Babylonien war der Feind Israels (und im Lauf der biblischen Geschichte wird es immer mehr zu dem großen widergöttlichen Feind schlechthin hochstilisiert). Politisch bedrohte es das kleine Land Israel und zwang es durch Waffengewalt unter seine Vorherrschaft. Religiös beteten sie andere Götter an, es waren Götzendiener und Feinde Gottes. Und nun sagt Jeremia: Betet für sie! Betet, dass es ihnen gut geht! Das ist vom Gefühl her ungefähr so, als ob Christen, die von Taliban-Extremisten entführt wurden für das Beste ihrer Entführer beten sollten. Oder so, als ob verfolgten Christen in Nordkorea für den Erhalt des kommunistischen Regimes zu Gott beten sollten.

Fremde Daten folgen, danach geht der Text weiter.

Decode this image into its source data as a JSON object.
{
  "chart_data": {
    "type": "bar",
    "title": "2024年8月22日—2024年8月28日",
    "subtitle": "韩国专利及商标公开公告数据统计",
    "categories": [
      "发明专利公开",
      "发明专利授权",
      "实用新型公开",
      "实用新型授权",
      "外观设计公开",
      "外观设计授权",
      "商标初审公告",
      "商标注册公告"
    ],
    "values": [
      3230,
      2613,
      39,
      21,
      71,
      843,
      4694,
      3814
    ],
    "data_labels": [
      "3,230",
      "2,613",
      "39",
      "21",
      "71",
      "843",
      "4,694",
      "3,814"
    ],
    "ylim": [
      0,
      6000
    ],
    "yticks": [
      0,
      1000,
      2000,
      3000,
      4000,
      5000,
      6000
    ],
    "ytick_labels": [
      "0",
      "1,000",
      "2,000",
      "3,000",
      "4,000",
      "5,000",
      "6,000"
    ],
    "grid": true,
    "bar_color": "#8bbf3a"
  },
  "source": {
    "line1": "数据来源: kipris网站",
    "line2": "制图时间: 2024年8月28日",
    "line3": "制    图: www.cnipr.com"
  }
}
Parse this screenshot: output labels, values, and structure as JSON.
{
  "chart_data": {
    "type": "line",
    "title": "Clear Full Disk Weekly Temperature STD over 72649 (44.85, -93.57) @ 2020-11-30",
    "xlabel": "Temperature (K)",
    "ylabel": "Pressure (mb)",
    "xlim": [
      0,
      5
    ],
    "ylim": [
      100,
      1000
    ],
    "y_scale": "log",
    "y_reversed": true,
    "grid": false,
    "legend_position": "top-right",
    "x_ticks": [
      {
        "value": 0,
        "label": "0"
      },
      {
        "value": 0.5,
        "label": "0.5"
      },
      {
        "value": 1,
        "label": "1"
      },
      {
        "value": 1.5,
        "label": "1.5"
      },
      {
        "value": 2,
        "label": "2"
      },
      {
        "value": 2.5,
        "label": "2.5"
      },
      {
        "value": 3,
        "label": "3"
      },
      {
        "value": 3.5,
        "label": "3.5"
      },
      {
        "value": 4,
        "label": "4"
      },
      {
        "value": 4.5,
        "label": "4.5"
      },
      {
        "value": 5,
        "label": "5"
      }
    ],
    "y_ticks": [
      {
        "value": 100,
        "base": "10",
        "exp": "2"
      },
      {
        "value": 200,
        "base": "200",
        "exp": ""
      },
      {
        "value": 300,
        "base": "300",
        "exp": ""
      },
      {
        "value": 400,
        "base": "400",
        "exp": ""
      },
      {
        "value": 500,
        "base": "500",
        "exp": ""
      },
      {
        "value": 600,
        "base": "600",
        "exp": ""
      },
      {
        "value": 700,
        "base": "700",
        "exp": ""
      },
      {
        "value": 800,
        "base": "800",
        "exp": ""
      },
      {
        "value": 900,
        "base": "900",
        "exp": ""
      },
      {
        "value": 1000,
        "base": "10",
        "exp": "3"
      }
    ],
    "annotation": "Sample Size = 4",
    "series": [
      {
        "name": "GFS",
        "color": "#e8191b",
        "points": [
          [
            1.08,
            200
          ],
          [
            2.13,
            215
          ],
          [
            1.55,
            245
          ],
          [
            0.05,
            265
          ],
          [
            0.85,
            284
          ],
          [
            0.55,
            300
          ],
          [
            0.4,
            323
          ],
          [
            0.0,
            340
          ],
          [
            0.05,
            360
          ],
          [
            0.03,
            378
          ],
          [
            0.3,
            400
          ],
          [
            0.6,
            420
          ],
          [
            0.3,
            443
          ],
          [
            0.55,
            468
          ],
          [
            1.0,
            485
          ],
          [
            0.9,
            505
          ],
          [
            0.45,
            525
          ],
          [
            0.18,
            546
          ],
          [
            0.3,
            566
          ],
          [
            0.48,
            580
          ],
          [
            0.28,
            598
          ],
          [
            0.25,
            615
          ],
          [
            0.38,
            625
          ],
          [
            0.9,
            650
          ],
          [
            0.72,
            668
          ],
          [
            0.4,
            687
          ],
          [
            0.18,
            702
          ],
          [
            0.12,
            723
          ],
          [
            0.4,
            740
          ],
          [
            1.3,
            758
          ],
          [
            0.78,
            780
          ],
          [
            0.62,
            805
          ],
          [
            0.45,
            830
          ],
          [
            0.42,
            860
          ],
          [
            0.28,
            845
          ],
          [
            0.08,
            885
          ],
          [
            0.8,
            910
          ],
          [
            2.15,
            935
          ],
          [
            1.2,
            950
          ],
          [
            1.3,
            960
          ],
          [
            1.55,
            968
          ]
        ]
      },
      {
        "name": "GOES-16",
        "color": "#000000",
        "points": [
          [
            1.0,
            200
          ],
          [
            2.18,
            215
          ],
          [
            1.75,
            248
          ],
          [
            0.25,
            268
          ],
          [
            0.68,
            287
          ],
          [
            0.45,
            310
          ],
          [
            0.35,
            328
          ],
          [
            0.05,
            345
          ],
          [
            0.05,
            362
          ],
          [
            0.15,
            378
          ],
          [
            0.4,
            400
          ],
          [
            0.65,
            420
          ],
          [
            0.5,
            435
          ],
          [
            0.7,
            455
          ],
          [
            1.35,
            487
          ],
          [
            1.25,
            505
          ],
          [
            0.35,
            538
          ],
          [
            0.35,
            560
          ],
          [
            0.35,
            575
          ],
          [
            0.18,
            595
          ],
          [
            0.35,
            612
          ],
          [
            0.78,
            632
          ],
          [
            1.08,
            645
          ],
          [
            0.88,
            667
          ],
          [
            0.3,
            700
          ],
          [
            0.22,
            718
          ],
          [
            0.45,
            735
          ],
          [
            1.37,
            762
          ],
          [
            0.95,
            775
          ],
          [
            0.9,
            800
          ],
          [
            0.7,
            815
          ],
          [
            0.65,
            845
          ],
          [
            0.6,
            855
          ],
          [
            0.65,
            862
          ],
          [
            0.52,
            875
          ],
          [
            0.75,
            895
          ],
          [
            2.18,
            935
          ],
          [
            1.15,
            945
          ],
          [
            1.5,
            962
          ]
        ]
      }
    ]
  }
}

Das ist richtig krass! Wenn wir mal überlegen, wie schwer es uns schon fällt, ehrlich für jemand zu beten, der uns gekränkt oder innerlich verletzt hat, wie viel schwerer ist es für den Feind zu beten! Natürlich fällt mir zu dieser Stelle die Aufforderung Jesu ein: „Liebt eure Feinde und bittet für die, die euch verfolgen.“ (Mt.5,44) Leicht gesagt – aber gar nicht so leicht umzusetzen.